American baseball player (1876–1931)

Joseph Hanley Marshall (February 19, 1876 – September 11, 1931), nicknamed "Home Run Joe", was an American outfielder in Major League Baseball for the Pittsburgh Pirates and St. Louis Cardinals. He also played 12 years in the minor leagues. Marshall stood at and weighed 170 lbs.

==Career==
Joseph Marshall was born in Audubon, Minnesota. He started his professional baseball career in 1897, in the Red River Valley League. He played on the Montana State League's Helena Senators in early 1900 but was then traded to the Great Falls Indians for one player and US$200. The player he was traded for was future Hall of Famer Joe Tinker. The following season, Marshall went to the Spokane Blue Stockings of the Pacific Northwest League. He was a shortstop for the only time in his career and fielded at a .848 clip, but he also batted .291 and slugged 15 home runs. In 1902, he raised his batting average to .309 but hit just 6 homers.

1903 was Marshall's big year. Playing for the San Francisco Pirates of the Pacific National League, he batted .343 with a league-leading 25 home runs. The home run total was more than double of any other player in the league. He also led the circuit in slugging percentage (.601) and total bases (282) and was the overall "minor league slugging champion" that year.

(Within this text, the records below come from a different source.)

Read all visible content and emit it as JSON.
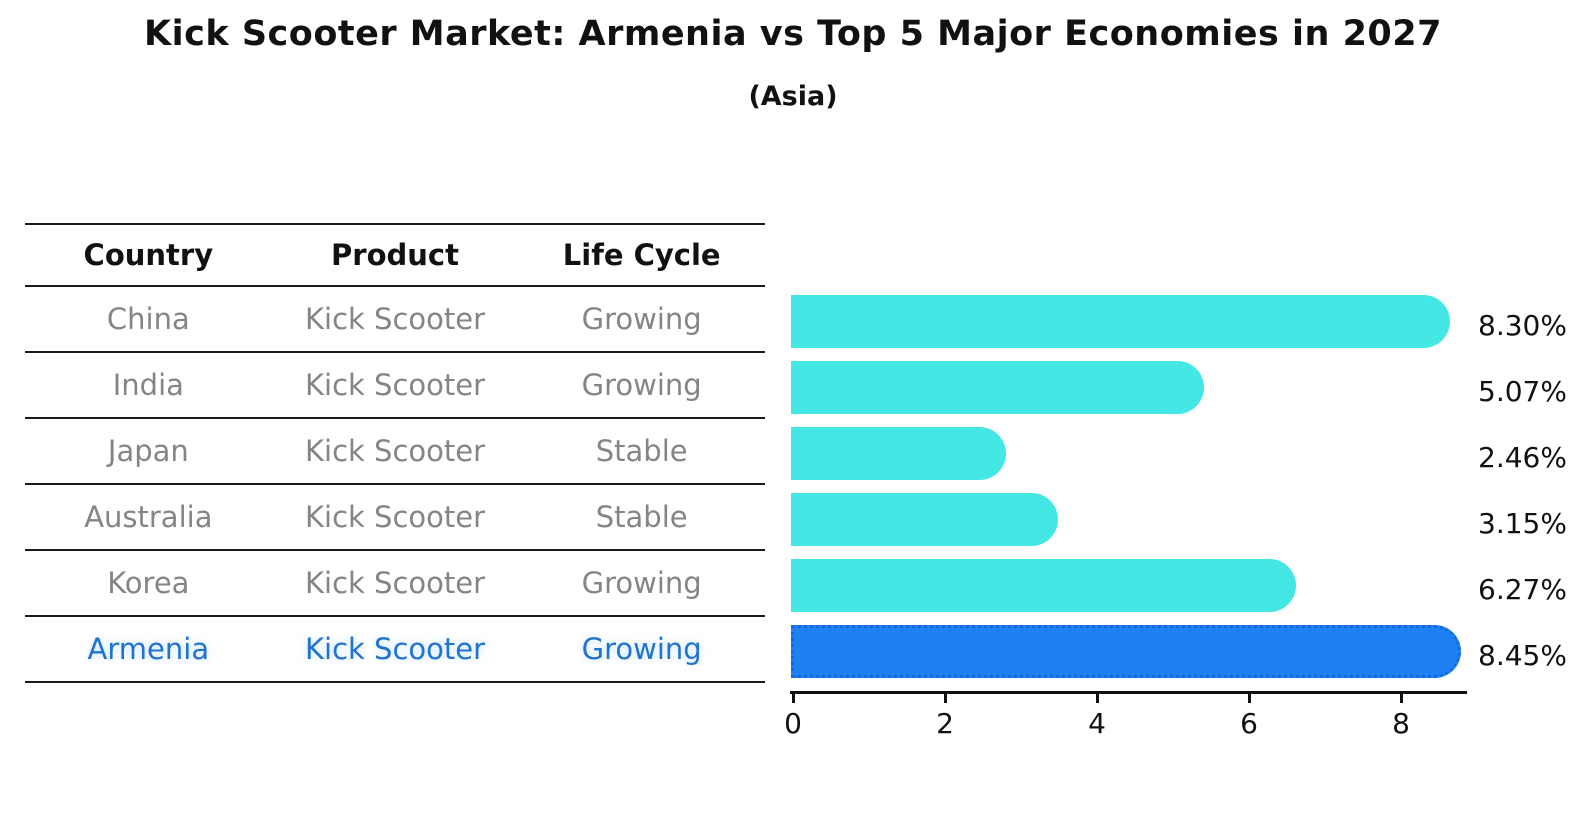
{
  "title": "Kick Scooter Market: Armenia vs Top 5 Major Economies in 2027",
  "subtitle": "(Asia)",
  "table": {
    "headers": [
      "Country",
      "Product",
      "Life Cycle"
    ],
    "rows": [
      {
        "country": "China",
        "product": "Kick Scooter",
        "life_cycle": "Growing"
      },
      {
        "country": "India",
        "product": "Kick Scooter",
        "life_cycle": "Growing"
      },
      {
        "country": "Japan",
        "product": "Kick Scooter",
        "life_cycle": "Stable"
      },
      {
        "country": "Australia",
        "product": "Kick Scooter",
        "life_cycle": "Stable"
      },
      {
        "country": "Korea",
        "product": "Kick Scooter",
        "life_cycle": "Growing"
      },
      {
        "country": "Armenia",
        "product": "Kick Scooter",
        "life_cycle": "Growing"
      }
    ],
    "highlight_row": "Armenia"
  },
  "chart_data": {
    "type": "bar",
    "orientation": "horizontal",
    "title": "Kick Scooter Market: Armenia vs Top 5 Major Economies in 2027",
    "subtitle": "(Asia)",
    "categories": [
      "China",
      "India",
      "Japan",
      "Australia",
      "Korea",
      "Armenia"
    ],
    "values": [
      8.3,
      5.07,
      2.46,
      3.15,
      6.27,
      8.45
    ],
    "value_labels": [
      "8.30%",
      "5.07%",
      "2.46%",
      "3.15%",
      "6.27%",
      "8.45%"
    ],
    "x_ticks": [
      "0",
      "2",
      "4",
      "6",
      "8"
    ],
    "x_tick_values": [
      0,
      2,
      4,
      6,
      8
    ],
    "xlim": [
      0,
      8.9
    ],
    "grid": false,
    "legend": false,
    "bar_color": "#44e7e4",
    "highlight_color": "#1e80f2",
    "highlight_edge_color": "#1368e0",
    "highlight_index": 5
  },
  "colors": {
    "background": "#ffffff",
    "table_line": "#1a1a1a",
    "header_text": "#111111",
    "row_text": "#858585",
    "highlight_text": "#2273cf",
    "axis": "#111111"
  }
}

Marshall was acquired by the Pittsburgh Pirates towards the end of the season, and he made his major league debut on September 7. In 10 games, he went 6 for 23 (.261) with 2 runs batted in. The Pirates won the National League pennant and faced the Boston Americans in the 1903 World Series. Marshall was in the teams' dugout during the series but did not play, and the Pirates lost in eight games.

Marshall returned to the Pacific National League in 1904 and hit .345. His 10 homers ranked second overall. He then played for the Northwestern League's Vancouver Veterans in 1905. By this time, he was being referred to as "Home Run Joe Marshall" by Sporting Life. He hit .298 with a league-leading 7 home runs that season (again more than double the total of any other player). However, he quit the team in late August, saying that he was "done with base ball."

The following season, Marshall was back in baseball, this time with the St. Louis Cardinals. He played in 33 games and batted .158 with 0 home runs and 2 RBI. His final major league appearance was on August 17, 1906. In 1907, Marshall returned to the Pacific Northwest League but batted just .197 in 17 games. In 1909, he moved down to the Class D Inter-Mountain League and hit .231.

Marshall then spent 1911 through 1913 with the Union Association's Butte Miners. He had his last good season in 1911, when he batted .320 and finished second in the league in both home runs (12) and slugging percentage (.548). After hitting .275 in 1913, he retired from professional baseball. Overall, Marshall collected 991 hits, including 79 homers, in 825 career minor league games. He played in 43 major league games and did not hit a single home run.

Marshall died in 1931 in Santa Monica, California. He was buried in Rosedale Cemetery.